If you guessed "post rock," you would be correct (although I'm betting that math rock was also a major temptation). Named after a repeating, fractal image, the group creates long tracks (their debut album features six songs that clock in at over forty-five minutes) that combine sprawling droning atmosphere with face-mashing, full on rock. They have things in common with Mogwai, Explosions In The Sky, Godspeed You Black Emperor, and many, many others, and yet they manage to pull off some moments that stick out amongst the crowded field.
The group starts off on the right foot with "And The Rockets Red Glare / Bombs Burst In Air" as tribal-sounding drums build in power alongside some repetitive bass work while dry guitar notes ring out. The track reaches full-on rock-out about halfway through before taking things down to shimmering ambience for awhile. Oh yeah, and then they come back for an ending that lays waste to anything that came before it, with squalls of white-hot guitar that sound like they're shredding amp speakers.
That's the general construction that tracks take on, with some variations of course. "Constellation Of Rings" is the big exception, a loose piece that clocks in at over thirteen minutes and features everything from trippy electronic effects that call to mind the spaced-out work of Yume Bitsu to plucky banjo melodies and acoustic guitar that nicely offset the one blistering guitar passage. In terms of sheer release, there's nothing on the album that tops the nearly ten-minute "Benoit B. Mandelbrot," a track that takes about three minutes to get going before simply laying waste for a majority of the rest of the track while pausing to take only short breathers. Sure, it's been done before, but this trio still seems to wrench something out of it all that sounds fresh.

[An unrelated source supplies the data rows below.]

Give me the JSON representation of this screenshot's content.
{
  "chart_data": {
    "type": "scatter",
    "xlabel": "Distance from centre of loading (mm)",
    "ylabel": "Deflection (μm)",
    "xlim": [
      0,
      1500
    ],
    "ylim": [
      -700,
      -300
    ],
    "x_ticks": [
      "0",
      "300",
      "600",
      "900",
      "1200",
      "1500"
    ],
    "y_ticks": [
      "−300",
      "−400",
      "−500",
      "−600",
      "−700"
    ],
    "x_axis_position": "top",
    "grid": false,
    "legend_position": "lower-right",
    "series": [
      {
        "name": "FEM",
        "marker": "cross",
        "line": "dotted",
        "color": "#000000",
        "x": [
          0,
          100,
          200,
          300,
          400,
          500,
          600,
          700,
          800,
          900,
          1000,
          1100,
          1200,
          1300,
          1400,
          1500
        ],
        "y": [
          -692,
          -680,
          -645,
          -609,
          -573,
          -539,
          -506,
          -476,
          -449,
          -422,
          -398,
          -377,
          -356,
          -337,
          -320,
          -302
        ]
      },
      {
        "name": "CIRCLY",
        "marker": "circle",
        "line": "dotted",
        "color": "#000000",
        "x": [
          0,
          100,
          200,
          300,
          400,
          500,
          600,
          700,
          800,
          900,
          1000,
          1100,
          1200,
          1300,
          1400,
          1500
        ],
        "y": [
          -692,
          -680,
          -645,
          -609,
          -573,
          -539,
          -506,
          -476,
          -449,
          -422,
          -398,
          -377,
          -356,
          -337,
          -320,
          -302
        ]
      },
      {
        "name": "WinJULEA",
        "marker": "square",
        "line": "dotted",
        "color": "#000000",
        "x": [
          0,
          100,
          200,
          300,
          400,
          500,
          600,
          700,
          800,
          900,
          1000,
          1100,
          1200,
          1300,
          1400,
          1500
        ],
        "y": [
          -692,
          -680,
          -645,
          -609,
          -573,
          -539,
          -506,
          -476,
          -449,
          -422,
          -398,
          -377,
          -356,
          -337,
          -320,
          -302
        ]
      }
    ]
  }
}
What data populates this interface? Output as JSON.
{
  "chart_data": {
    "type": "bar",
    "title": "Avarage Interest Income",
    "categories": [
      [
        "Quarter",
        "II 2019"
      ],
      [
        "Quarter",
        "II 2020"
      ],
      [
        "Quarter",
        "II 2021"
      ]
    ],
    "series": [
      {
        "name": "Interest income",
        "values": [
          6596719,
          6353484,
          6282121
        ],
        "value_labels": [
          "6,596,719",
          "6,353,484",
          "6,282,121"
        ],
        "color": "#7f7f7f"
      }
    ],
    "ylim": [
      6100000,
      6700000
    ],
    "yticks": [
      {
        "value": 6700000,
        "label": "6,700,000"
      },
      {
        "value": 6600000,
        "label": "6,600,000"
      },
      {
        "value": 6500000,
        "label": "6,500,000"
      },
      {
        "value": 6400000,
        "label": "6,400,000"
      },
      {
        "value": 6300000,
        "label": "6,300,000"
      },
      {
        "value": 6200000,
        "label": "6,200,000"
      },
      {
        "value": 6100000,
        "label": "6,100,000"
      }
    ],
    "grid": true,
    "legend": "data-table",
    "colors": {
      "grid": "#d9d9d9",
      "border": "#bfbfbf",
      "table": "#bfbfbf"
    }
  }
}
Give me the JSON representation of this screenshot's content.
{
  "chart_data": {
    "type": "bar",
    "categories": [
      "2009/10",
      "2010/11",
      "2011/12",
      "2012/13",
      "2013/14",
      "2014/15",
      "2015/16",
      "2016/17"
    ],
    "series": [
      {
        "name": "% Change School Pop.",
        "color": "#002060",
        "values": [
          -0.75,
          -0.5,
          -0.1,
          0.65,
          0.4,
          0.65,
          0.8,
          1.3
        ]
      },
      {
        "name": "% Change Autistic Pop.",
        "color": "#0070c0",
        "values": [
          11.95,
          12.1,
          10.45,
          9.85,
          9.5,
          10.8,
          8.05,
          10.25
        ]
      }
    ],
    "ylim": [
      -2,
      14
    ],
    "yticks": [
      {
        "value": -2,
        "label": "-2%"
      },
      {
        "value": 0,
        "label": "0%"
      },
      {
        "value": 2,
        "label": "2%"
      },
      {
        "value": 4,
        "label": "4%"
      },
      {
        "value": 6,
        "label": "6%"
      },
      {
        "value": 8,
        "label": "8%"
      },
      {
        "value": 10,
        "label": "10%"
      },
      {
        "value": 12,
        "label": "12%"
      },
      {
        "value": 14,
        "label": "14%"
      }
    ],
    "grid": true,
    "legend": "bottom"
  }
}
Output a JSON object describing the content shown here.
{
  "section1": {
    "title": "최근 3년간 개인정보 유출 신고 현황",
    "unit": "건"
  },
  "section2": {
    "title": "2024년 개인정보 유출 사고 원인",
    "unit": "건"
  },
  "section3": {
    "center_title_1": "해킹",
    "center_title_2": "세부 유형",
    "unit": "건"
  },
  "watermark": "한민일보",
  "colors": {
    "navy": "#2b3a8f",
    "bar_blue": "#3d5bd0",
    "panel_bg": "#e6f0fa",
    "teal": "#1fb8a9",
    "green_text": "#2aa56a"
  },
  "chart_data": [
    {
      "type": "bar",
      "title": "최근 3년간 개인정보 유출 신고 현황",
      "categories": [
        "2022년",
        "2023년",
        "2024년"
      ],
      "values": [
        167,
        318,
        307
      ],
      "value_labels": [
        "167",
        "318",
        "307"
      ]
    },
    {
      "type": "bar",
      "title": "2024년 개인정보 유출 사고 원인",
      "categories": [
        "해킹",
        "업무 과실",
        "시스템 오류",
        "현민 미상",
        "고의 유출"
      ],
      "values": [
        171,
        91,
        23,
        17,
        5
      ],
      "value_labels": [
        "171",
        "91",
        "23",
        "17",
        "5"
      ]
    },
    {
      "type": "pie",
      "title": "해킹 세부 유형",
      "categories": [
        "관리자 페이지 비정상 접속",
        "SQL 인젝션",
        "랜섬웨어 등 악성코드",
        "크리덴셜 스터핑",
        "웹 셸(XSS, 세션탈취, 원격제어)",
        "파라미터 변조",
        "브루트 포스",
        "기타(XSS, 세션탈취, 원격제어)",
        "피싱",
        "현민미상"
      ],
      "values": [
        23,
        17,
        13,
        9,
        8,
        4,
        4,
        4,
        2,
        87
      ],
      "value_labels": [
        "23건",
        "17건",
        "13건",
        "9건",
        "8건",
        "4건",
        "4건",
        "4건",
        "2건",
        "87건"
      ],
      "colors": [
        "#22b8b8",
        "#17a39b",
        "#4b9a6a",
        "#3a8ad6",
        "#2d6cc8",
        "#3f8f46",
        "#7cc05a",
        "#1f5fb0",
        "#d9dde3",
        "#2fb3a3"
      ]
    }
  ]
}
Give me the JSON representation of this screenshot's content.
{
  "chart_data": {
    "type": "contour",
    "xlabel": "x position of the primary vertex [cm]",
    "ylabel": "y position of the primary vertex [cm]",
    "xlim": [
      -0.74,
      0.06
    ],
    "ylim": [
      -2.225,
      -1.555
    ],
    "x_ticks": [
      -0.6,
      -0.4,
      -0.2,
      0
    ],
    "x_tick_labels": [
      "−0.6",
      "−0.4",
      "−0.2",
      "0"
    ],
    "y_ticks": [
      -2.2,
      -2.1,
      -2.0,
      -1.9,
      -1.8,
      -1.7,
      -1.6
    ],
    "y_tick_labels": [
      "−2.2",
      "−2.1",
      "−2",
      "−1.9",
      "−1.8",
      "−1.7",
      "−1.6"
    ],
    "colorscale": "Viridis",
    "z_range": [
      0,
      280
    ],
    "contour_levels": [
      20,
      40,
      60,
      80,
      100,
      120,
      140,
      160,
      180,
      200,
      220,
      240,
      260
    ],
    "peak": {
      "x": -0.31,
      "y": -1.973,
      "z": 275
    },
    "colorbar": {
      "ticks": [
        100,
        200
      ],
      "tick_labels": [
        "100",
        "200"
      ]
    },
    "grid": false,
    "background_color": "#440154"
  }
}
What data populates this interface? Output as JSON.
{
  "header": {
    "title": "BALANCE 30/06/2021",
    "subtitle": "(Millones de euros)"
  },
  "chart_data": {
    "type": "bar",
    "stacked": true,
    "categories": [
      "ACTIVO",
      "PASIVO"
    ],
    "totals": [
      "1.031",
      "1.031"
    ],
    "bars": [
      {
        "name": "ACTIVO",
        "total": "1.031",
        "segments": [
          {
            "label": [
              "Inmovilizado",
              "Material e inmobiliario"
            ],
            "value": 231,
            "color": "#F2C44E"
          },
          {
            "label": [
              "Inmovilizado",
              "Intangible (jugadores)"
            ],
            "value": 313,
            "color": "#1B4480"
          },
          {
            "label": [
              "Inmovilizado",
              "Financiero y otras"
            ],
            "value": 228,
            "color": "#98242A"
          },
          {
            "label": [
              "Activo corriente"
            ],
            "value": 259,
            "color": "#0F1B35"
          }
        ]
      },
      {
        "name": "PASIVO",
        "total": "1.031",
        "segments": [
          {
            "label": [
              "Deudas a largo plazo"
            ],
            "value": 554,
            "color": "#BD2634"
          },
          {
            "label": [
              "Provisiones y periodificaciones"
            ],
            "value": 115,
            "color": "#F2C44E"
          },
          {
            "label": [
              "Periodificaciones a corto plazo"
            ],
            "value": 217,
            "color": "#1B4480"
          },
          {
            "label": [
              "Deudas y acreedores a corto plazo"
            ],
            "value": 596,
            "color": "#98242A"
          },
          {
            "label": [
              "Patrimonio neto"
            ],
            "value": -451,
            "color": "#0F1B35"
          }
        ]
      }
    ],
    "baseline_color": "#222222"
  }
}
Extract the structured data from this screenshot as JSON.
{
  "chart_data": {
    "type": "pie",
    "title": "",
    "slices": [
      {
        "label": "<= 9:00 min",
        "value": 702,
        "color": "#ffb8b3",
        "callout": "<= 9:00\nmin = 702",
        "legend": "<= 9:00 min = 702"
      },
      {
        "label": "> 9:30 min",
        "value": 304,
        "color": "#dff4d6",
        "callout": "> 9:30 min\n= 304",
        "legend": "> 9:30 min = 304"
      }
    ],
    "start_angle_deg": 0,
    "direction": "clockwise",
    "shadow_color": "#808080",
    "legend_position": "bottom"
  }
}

One thing that is both a positive and sort of a liability of the group is that this debut feels much more loose than a lot of other bands doing similar things. It's not as mechanical and cold as a lot of post rock artists, but at the same time it does get pretty darn noodly and unfocused in places. That said, it's a debut, and the group gets a positive nod for some really interesting artwork (a fold-out poster includes both oil production and consumption charts for each country, along with a transparent guide to measure the disparities) and some punishing sonics that sound like they've being created by twice as many people. A solid debut.